Tahun 1998, ketika semangat reformasi sedang bergelora diseluruh pelosok negeri, pada saat itu pula aku dan teman2 yg lulus seangkatan menyelesaikan sekolah dari SMU Negeri 1 Kisaran, walau ada banyak juga teman2 yg kabarnya tidak lulus, yg sampai hari ini aku tidak tahu pasti berapa jumlahnya, kabarnya puluhan.

Bukan karena mereka tidak mampu, tapi banyak faktor barangkali, salah satu, kami adalah kelinci percobaan tahun kedua yg lembar jawaban ujian menggunakan pensil 2B, yg katanya hasil ujian kami diperiksa pakai komputer.

Alhamdulillah aku lulus, dari kelas IPS, dengan Nilai Evaluasi Murni (NEM) yg lumayanlah pada saat itu. Senang, sudah pasti, paling tidak ayah sama omak tak lagi perlu mengirim uang sekolah + uang kos.

Corat coret baju, iyaa, padahal baju seragam putih itu paling kusayang, karena walaupun kucuci sekali seminggu warnanya putih bersih, kukira karena jenis kainnya bagus barangkali, aku tak tahu itu, tapi itulah yg dibeli mamak.

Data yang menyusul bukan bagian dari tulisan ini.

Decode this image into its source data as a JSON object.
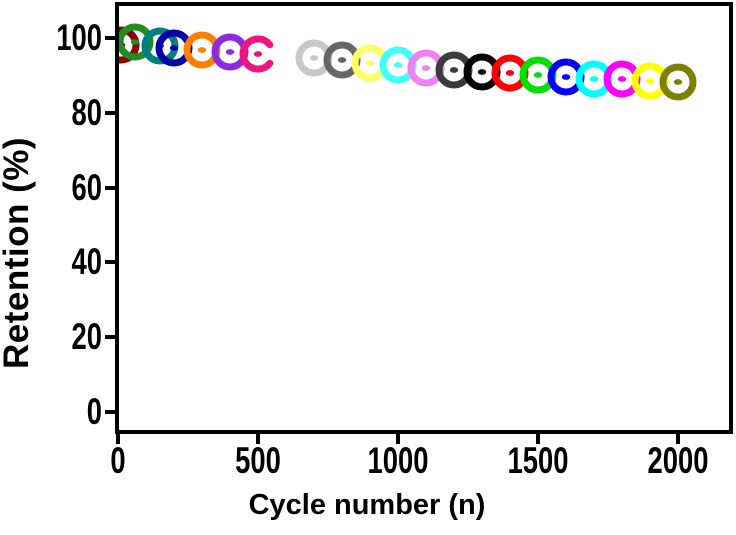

Puncak acara corat coret berakhir di Lapangan Golf Bunut, duduk-duduk disana bersama teman2 sampai sore baru pulang, siswa dari sekolah lain juga banyak yg disana. Sekarang ini kalau aku olah raga disitu, teringat kembali akan masa2 sekolah.

Setamat sekolah itu bingung mau kemana, karena tidak ada rencana mau kuliah dimana, hanya terngiang pesan Bu Banjarnahor, guru Tata Negara, beliau pernah bilang, "Syahlun, kamu kuliah ke universitas Padjajaran aja, ambil jurusan hubungan internasional, sepertinya kamu cocok disitu". Pada saat itu hanya kujawab singkat " baik Bu, nanti saya sampaikan ke ayah dan ibu saya di kampung ", sambil pergi aku berfikir "apa mampu orang tuaku mengkuliahkan aku ke universitas yg dibilang ibu ini ".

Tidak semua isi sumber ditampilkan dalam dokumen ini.